Tuesday, January 23, 2018

A Kind of Mirraculas Paradise



A Kind of Mirraculas Paradise : A True Story about Schizophrenia by Sandra Allen

    When I worked in an elementary school there were children who we now refer to as “on the spectrum.”  The spectrum is long and curved and so some of the children were very high functioning and some not so much.  There were other children who were just plain struggling emotionally and while they were often considered ‘the problem child’ I couldn’t help wonder what it was like to BE them, to be inside their heads trying to make sense of us and the world.
    I thought of this the whole time I read A Kind of Mirraculas Paradise.  What must it be like to be inside the head of someone with schizophrenia. Well, author Sandra Allen does her best to help us by introducing us to her uncle Bob.
    While she was growing up the author didn’t know much about her uncle but what she heard and that was that he’s crazy.  He came and went a lot because it’s hard to live with someone who can’t make sense of what’s in their head.
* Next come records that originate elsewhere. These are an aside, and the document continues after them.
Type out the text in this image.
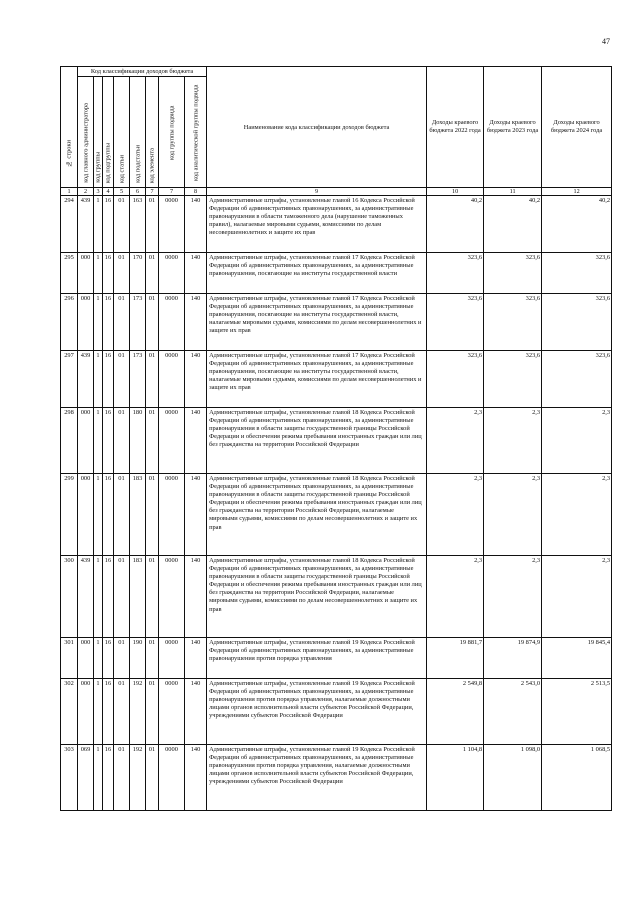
47
№ строки	Код классификации доходов бюджета								Наименование кода классификации доходов бюджета	Доходы краевого бюджета 2022 года	Доходы краевого бюджета 2023 года	Доходы краевого бюджета 2024 года

	код главного администратора	код группы	код подгруппы	код статьи	код подстатьи	код элемента	код группы подвида	код аналитической группы подвида				

1	2	3	4	5	6	7	7	8	9	10	11	12
294	439	1	16	01	163	01	0000	140	Административные штрафы, установленные главой 16 Кодекса Российской Федерации об административных правонарушениях, за административные правонарушения в области таможенного дела (нарушение таможенных правил), налагаемые мировыми судьями, комиссиями по делам несовершеннолетних и защите их прав	40,2	40,2	40,2
295	000	1	16	01	170	01	0000	140	Административные штрафы, установленные главой 17 Кодекса Российской Федерации об административных правонарушениях, за административные правонарушения, посягающие на институты государственной власти	323,6	323,6	323,6
296	000	1	16	01	173	01	0000	140	Административные штрафы, установленные главой 17 Кодекса Российской Федерации об административных правонарушениях, за административные правонарушения, посягающие на институты государственной власти, налагаемые мировыми судьями, комиссиями по делам несовершеннолетних и защите их прав	323,6	323,6	323,6
297	439	1	16	01	173	01	0000	140	Административные штрафы, установленные главой 17 Кодекса Российской Федерации об административных правонарушениях, за административные правонарушения, посягающие на институты государственной власти, налагаемые мировыми судьями, комиссиями по делам несовершеннолетних и защите их прав	323,6	323,6	323,6
298	000	1	16	01	180	01	0000	140	Административные штрафы, установленные главой 18 Кодекса Российской Федерации об административных правонарушениях, за административные правонарушения в области защиты государственной границы Российской Федерации и обеспечения режима пребывания иностранных граждан или лиц без гражданства на территории Российской Федерации	2,3	2,3	2,3
299	000	1	16	01	183	01	0000	140	Административные штрафы, установленные главой 18 Кодекса Российской Федерации об административных правонарушениях, за административные правонарушения в области защиты государственной границы Российской Федерации и обеспечения режима пребывания иностранных граждан или лиц без гражданства на территории Российской Федерации, налагаемые мировыми судьями, комиссиями по делам несовершеннолетних и защите их прав	2,3	2,3	2,3
300	439	1	16	01	183	01	0000	140	Административные штрафы, установленные главой 18 Кодекса Российской Федерации об административных правонарушениях, за административные правонарушения в области защиты государственной границы Российской Федерации и обеспечения режима пребывания иностранных граждан или лиц без гражданства на территории Российской Федерации, налагаемые мировыми судьями, комиссиями по делам несовершеннолетних и защите их прав	2,3	2,3	2,3
301	000	1	16	01	190	01	0000	140	Административные штрафы, установленные главой 19 Кодекса Российской Федерации об административных правонарушениях, за административные правонарушения против порядка управления	19 881,7	19 874,9	19 845,4
302	000	1	16	01	192	01	0000	140	Административные штрафы, установленные главой 19 Кодекса Российской Федерации об административных правонарушениях, за административные правонарушения против порядка управления, налагаемые должностными лицами органов исполнительной власти субъектов Российской Федерации, учреждениями субъектов Российской Федерации	2 549,8	2 543,0	2 513,5
303	069	1	16	01	192	01	0000	140	Административные штрафы, установленные главой 19 Кодекса Российской Федерации об административных правонарушениях, за административные правонарушения против порядка управления, налагаемые должностными лицами органов исполнительной власти субъектов Российской Федерации, учреждениями субъектов Российской Федерации	1 104,8	1 098,0	1 068,5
    No one knows really when Bob’s head turned on him. Studies are inconclusive and much of what we know about schizophrenia is old information, boys develop this condition more than girls and at a younger age, but late teen to early twenties during which traumatic experiences happen seem to be constants. In Bob’s case there was a divorce, custody consideration, bullying in school and getting in with a group who were into trouble with drugs and alcohol. The mind does strange things while trying to cope. By the time he was about 14, his father committed him to a horrible place to “get better.”
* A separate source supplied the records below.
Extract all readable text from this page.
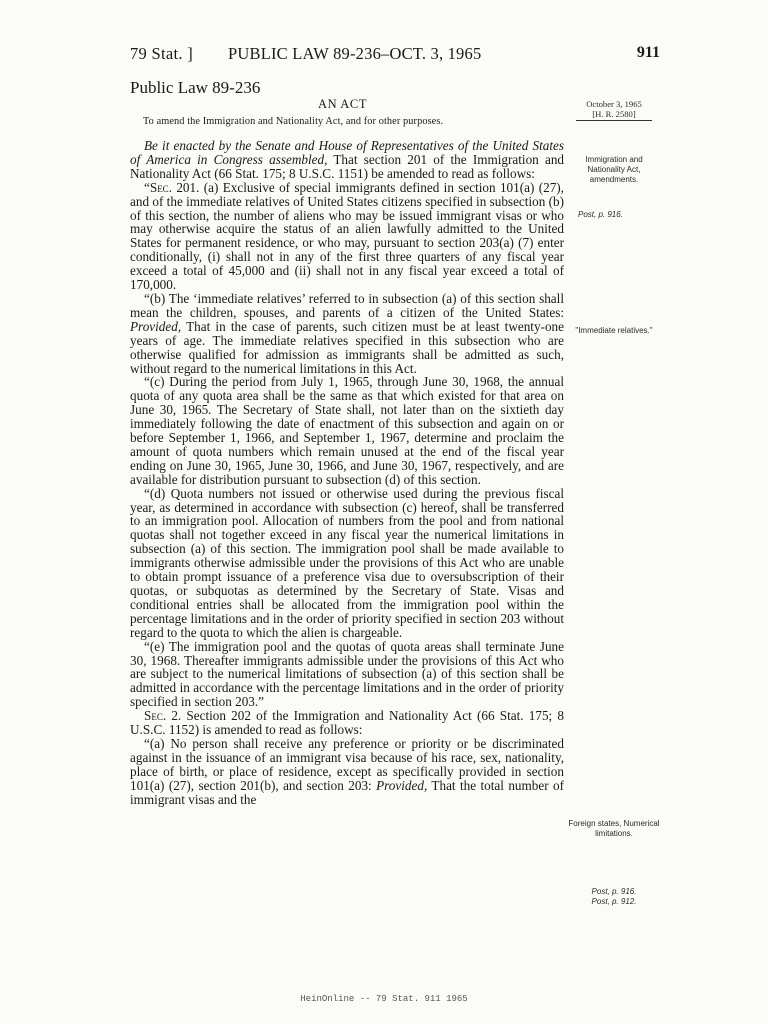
79 Stat. ] PUBLIC LAW 89-236–OCT. 3, 1965	911
Public Law 89-236
AN ACT
To amend the Immigration and Nationality Act, and for other purposes.
October 3, 1965
[H. R. 2580]
Immigration and Nationality Act, amendments.
Post, p. 916.
"Immediate relatives."
Foreign states, Numerical limitations.
Post, p. 916.
Post, p. 912.

Be it enacted by the Senate and House of Representatives of the United States of America in Congress assembled, That section 201 of the Immigration and Nationality Act (66 Stat. 175; 8 U.S.C. 1151) be amended to read as follows:

“Sec. 201. (a) Exclusive of special immigrants defined in section 101(a) (27), and of the immediate relatives of United States citizens specified in subsection (b) of this section, the number of aliens who may be issued immigrant visas or who may otherwise acquire the status of an alien lawfully admitted to the United States for permanent residence, or who may, pursuant to section 203(a) (7) enter conditionally, (i) shall not in any of the first three quarters of any fiscal year exceed a total of 45,000 and (ii) shall not in any fiscal year exceed a total of 170,000.

“(b) The ‘immediate relatives’ referred to in subsection (a) of this section shall mean the children, spouses, and parents of a citizen of the United States: Provided, That in the case of parents, such citizen must be at least twenty-one years of age. The immediate relatives specified in this subsection who are otherwise qualified for admission as immigrants shall be admitted as such, without regard to the numerical limitations in this Act.

“(c) During the period from July 1, 1965, through June 30, 1968, the annual quota of any quota area shall be the same as that which existed for that area on June 30, 1965. The Secretary of State shall, not later than on the sixtieth day immediately following the date of enactment of this subsection and again on or before September 1, 1966, and September 1, 1967, determine and proclaim the amount of quota numbers which remain unused at the end of the fiscal year ending on June 30, 1965, June 30, 1966, and June 30, 1967, respectively, and are available for distribution pursuant to subsection (d) of this section.

“(d) Quota numbers not issued or otherwise used during the previous fiscal year, as determined in accordance with subsection (c) hereof, shall be transferred to an immigration pool. Allocation of numbers from the pool and from national quotas shall not together exceed in any fiscal year the numerical limitations in subsection (a) of this section. The immigration pool shall be made available to immigrants otherwise admissible under the provisions of this Act who are unable to obtain prompt issuance of a preference visa due to oversubscription of their quotas, or subquotas as determined by the Secretary of State. Visas and conditional entries shall be allocated from the immigration pool within the percentage limitations and in the order of priority specified in section 203 without regard to the quota to which the alien is chargeable.

“(e) The immigration pool and the quotas of quota areas shall terminate June 30, 1968. Thereafter immigrants admissible under the provisions of this Act who are subject to the numerical limitations of subsection (a) of this section shall be admitted in accordance with the percentage limitations and in the order of priority specified in section 203.”

Sec. 2. Section 202 of the Immigration and Nationality Act (66 Stat. 175; 8 U.S.C. 1152) is amended to read as follows:

“(a) No person shall receive any preference or priority or be discriminated against in the issuance of an immigrant visa because of his race, sex, nationality, place of birth, or place of residence, except as specifically provided in section 101(a) (27), section 201(b), and section 203: Provided, That the total number of immigrant visas and the

HeinOnline -- 79 Stat. 911 1965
    One day out of the blue Bob sent his niece his autobiography, typed all in single spaced non punctuated caps.  There were sixty pages of what could be considered the ramblings of a crazy person.  But the author was intrigued about this family member who was only talked about occasionally and never in good terms. So she started to read it.  She talked to family members, she did her research on the condition and when Bob was doing the talking she reworked what Bob was saying so it would make sense to us (punctuation certainly helped.) It turns out Bob had a firm control over his thoughts and his chronology. In the end what we have is just what I had been wondering about all those years in school.  We get a look into what it’s like to be inside his head. And how it feels.